Some are saying that the terrible tragedy may have been more than just a horrific accident, especially considering the same thing happened three months ago to a ship in the same fleet. According to an ex-information warfare specialist, the collisions could be the result of cyber hacking: “There’s something more than just human error going on.”
— U.S. Navy (@USNavy) August 21, 2017
The USS John S. McCain was off the coast of Singapore when it was struck by an oil tanker. Jeff Stutzman, who was an information warfare specialist for the Navy before he went to work at a cyber threat intelligence company, says the location of the accident makes it suspicious.
According to Stutzman, the Navy sailors on board would have been on full alert to avoid accidents. “When you are going through the Strait of Malacca, you can’t tell me that a Navy destroyer doesn’t have a full navigation team going with full lookouts on every wing and extra people on radar.”
This was an eerily similar situation to the June 17th crash when the USS Fitzgerald was struck by a container ship off the coast of Japan where the waters are also said to be congested and difficult to navigate.
In addition to these two collisions were the incidents with the Navy cruiser USS Antietam and the USS Lake Champlain. The USS Antietam ran aground in Tokyo Bay, losing more than 1,000 gallons of oil into the ocean. The USS Lake Champlain struck a fishing boat outside of South Korea.
Itay Glick, founder of Votiro, a cyber security firm, said his initial reaction to the accidents was to suspect cyber terrorism. “I don’t believe in coincidence,” he said. “Both USS McCain and USS Fitzgerald were part of the 7th fleet, there is a relationship between these two events and there may be a connection.”
What makes the possibility of cyber hacks on our naval vessels even more concerning is that the 7th fleet is tasked with patrolling and defending the Asian Pacific theater, according to PBS. With the tensions between the US and North Korea, the loss of two ships in the area could leave us weakened should North Korea decide to attack.
According to Bryan McGrath, retired Navy commander, while the ships themselves wouldn’t be able to stop an intercontinental missile, they do provide an early warning system. The USS John S. McCain, in particular, is suited to providing targeting data on launched missiles to aid in their destruction before they reach their target destination.
Navy Admiral John Richardson has ordered all ships in the area to halt their operations pending further investigations into the cause of the collisions and to determine potential weaknesses. According to Sean Hannity’s website, the admiral made it clear there was no evidence of a hack, but cyber threats are being investigated as a possibility.

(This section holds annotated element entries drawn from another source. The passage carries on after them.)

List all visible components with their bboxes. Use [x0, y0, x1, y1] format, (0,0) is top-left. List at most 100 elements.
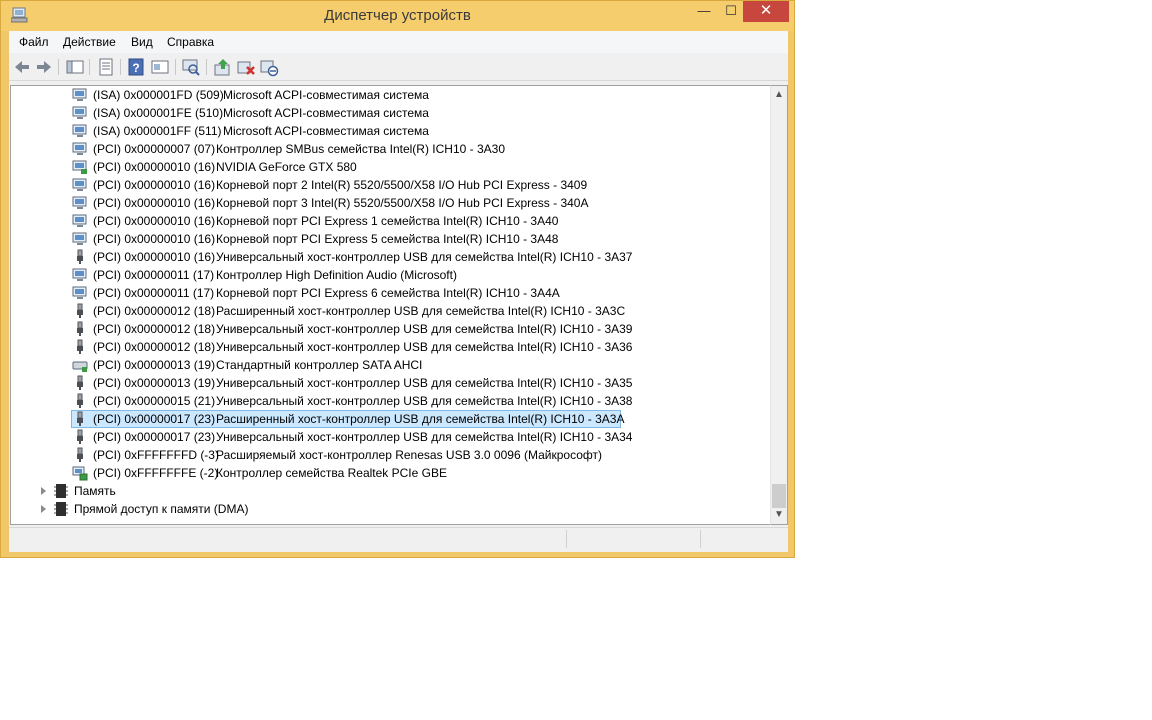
device-address: (PCI) 0x00000007 (07) — [93, 142, 216, 156]
usb-device-icon — [72, 393, 88, 409]
toolbar-separator — [89, 59, 90, 75]
view-icon[interactable] — [150, 57, 170, 77]
device-name: Корневой порт PCI Express 5 семейства In… — [216, 232, 559, 246]
device-row[interactable]: (PCI) 0x00000013 (19) Универсальный хост-… — [11, 374, 751, 392]
monitor-device-icon — [72, 195, 88, 211]
back-arrow-icon[interactable] — [12, 57, 32, 77]
device-row[interactable]: (PCI) 0x00000012 (18) Универсальный хост-… — [11, 320, 751, 338]
monitor-device-icon — [72, 231, 88, 247]
device-name: Универсальный хост-контроллер USB для се… — [216, 340, 633, 354]
device-row[interactable]: (PCI) 0x00000015 (21) Универсальный хост-… — [11, 392, 751, 410]
vertical-scrollbar[interactable]: ▲ ▼ — [770, 85, 788, 525]
monitor-device-icon — [72, 87, 88, 103]
window-title: Диспетчер устройств — [324, 7, 471, 24]
menu-help[interactable]: Справка — [167, 35, 214, 49]
device-row[interactable]: (PCI) 0x00000010 (16) NVIDIA GeForce GTX … — [11, 158, 751, 176]
device-address: (PCI) 0x00000010 (16) — [93, 250, 216, 264]
show-hide-console-tree-icon[interactable] — [65, 57, 85, 77]
device-manager-window: Диспетчер устройств — ☐ ✕ Файл Действие … — [0, 0, 795, 558]
close-button[interactable]: ✕ — [743, 1, 789, 22]
device-name: Контроллер SMBus семейства Intel(R) ICH1… — [216, 142, 505, 156]
menu-bar: Файл Действие Вид Справка — [9, 31, 788, 53]
device-row[interactable]: (ISA) 0x000001FE (510) Microsoft ACPI-сов… — [11, 104, 751, 122]
uninstall-device-icon[interactable] — [236, 57, 256, 77]
device-address: (PCI) 0x00000015 (21) — [93, 394, 216, 408]
memory-chip-icon — [53, 483, 69, 499]
device-address: (PCI) 0x00000010 (16) — [93, 214, 216, 228]
device-row[interactable]: (PCI) 0x00000010 (16) Корневой порт PCI E… — [11, 230, 751, 248]
monitor-device-icon — [72, 213, 88, 229]
category-row[interactable]: Прямой доступ к памяти (DMA) — [11, 500, 751, 518]
device-row[interactable]: (PCI) 0x00000011 (17) Корневой порт PCI E… — [11, 284, 751, 302]
device-address: (PCI) 0x00000010 (16) — [93, 178, 216, 192]
menu-file[interactable]: Файл — [19, 35, 49, 49]
device-row[interactable]: (PCI) 0x00000010 (16) Универсальный хост-… — [11, 248, 751, 266]
device-tree[interactable]: (ISA) 0x000001FD (509) Microsoft ACPI-сов… — [10, 85, 770, 525]
device-name: Расширяемый хост-контроллер Renesas USB … — [216, 448, 602, 462]
category-row[interactable]: Память — [11, 482, 751, 500]
monitor-device-icon — [72, 141, 88, 157]
maximize-button[interactable]: ☐ — [718, 1, 744, 22]
device-name: Универсальный хост-контроллер USB для се… — [216, 376, 633, 390]
category-label: Память — [74, 484, 116, 498]
device-row[interactable]: (PCI) 0x00000013 (19) Стандартный контрол… — [11, 356, 751, 374]
disable-device-icon[interactable] — [259, 57, 279, 77]
forward-arrow-icon[interactable] — [34, 57, 54, 77]
device-name: Универсальный хост-контроллер USB для се… — [216, 394, 633, 408]
device-row[interactable]: (PCI) 0xFFFFFFFD (-3) Расширяемый хост-ко… — [11, 446, 751, 464]
usb-device-icon — [72, 447, 88, 463]
device-name: Корневой порт PCI Express 1 семейства In… — [216, 214, 559, 228]
minimize-button[interactable]: — — [691, 1, 717, 22]
device-row[interactable]: (PCI) 0x00000010 (16) Корневой порт 3 Int… — [11, 194, 751, 212]
device-row[interactable]: (PCI) 0x00000010 (16) Корневой порт PCI E… — [11, 212, 751, 230]
device-row[interactable]: (PCI) 0x00000017 (23) Универсальный хост-… — [11, 428, 751, 446]
device-name: NVIDIA GeForce GTX 580 — [216, 160, 357, 174]
menu-view[interactable]: Вид — [131, 35, 153, 49]
client-area: Файл Действие Вид Справка ? (ISA) 0x0000… — [9, 31, 788, 552]
device-name: Контроллер High Definition Audio (Micros… — [216, 268, 457, 282]
help-icon[interactable]: ? — [126, 57, 146, 77]
device-address: (PCI) 0x00000011 (17) — [93, 286, 215, 300]
device-row[interactable]: (PCI) 0x00000007 (07) Контроллер SMBus се… — [11, 140, 751, 158]
update-driver-icon[interactable] — [213, 57, 233, 77]
category-label: Прямой доступ к памяти (DMA) — [74, 502, 249, 516]
device-address: (PCI) 0x00000013 (19) — [93, 376, 216, 390]
menu-action[interactable]: Действие — [63, 35, 116, 49]
device-name: Стандартный контроллер SATA AHCI — [216, 358, 423, 372]
device-address: (PCI) 0x00000010 (16) — [93, 160, 216, 174]
device-name: Microsoft ACPI-совместимая система — [223, 124, 429, 138]
device-name: Корневой порт PCI Express 6 семейства In… — [216, 286, 560, 300]
device-row[interactable]: (ISA) 0x000001FD (509) Microsoft ACPI-сов… — [11, 86, 751, 104]
scroll-thumb[interactable] — [772, 484, 786, 508]
network-device-icon — [72, 465, 88, 481]
scroll-down-icon[interactable]: ▼ — [771, 507, 787, 523]
device-row[interactable]: (PCI) 0x00000012 (18) Универсальный хост-… — [11, 338, 751, 356]
memory-chip-icon — [53, 501, 69, 517]
device-row[interactable]: (PCI) 0x00000017 (23) Расширенный хост-ко… — [11, 410, 751, 428]
device-address: (PCI) 0x00000017 (23) — [93, 430, 216, 444]
scan-hardware-icon[interactable] — [181, 57, 201, 77]
usb-device-icon — [72, 429, 88, 445]
monitor-device-icon — [72, 177, 88, 193]
device-name: Корневой порт 3 Intel(R) 5520/5500/X58 I… — [216, 196, 589, 210]
device-name: Контроллер семейства Realtek PCIe GBE — [216, 466, 447, 480]
device-row[interactable]: (PCI) 0x00000012 (18) Расширенный хост-ко… — [11, 302, 751, 320]
properties-icon[interactable] — [96, 57, 116, 77]
device-address: (PCI) 0x00000012 (18) — [93, 304, 216, 318]
device-row[interactable]: (ISA) 0x000001FF (511) Microsoft ACPI-сов… — [11, 122, 751, 140]
monitor-device-icon — [72, 105, 88, 121]
device-row[interactable]: (PCI) 0x00000010 (16) Корневой порт 2 Int… — [11, 176, 751, 194]
expand-chevron-icon[interactable] — [41, 505, 46, 513]
monitor-device-icon — [72, 267, 88, 283]
status-bar — [9, 527, 788, 552]
expand-chevron-icon[interactable] — [41, 487, 46, 495]
device-row[interactable]: (PCI) 0xFFFFFFFE (-2) Контроллер семейств… — [11, 464, 751, 482]
usb-device-icon — [72, 249, 88, 265]
toolbar-separator — [206, 59, 207, 75]
title-bar[interactable]: Диспетчер устройств — ☐ ✕ — [1, 1, 794, 31]
device-address: (PCI) 0x00000012 (18) — [93, 322, 216, 336]
device-row[interactable]: (PCI) 0x00000011 (17) Контроллер High Def… — [11, 266, 751, 284]
device-address: (ISA) 0x000001FF (511) — [93, 124, 222, 138]
device-name: Microsoft ACPI-совместимая система — [223, 106, 429, 120]
scroll-up-icon[interactable]: ▲ — [771, 87, 787, 103]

One warfare specialist says cyber warfare COULD be involved in the NAVY ship incidents. Do you think cyber hacking could be involved?
Whether or not this is a cyber attack on our Navy by North Korea or its allies remains to be seen, but the timing of the accidents and their exclusivity to the area make them incredibly suspicious.
If it’s revealed that the collisions were the result of hacks by a foreign government, the damage and loss of life could be interpreted as an act of war.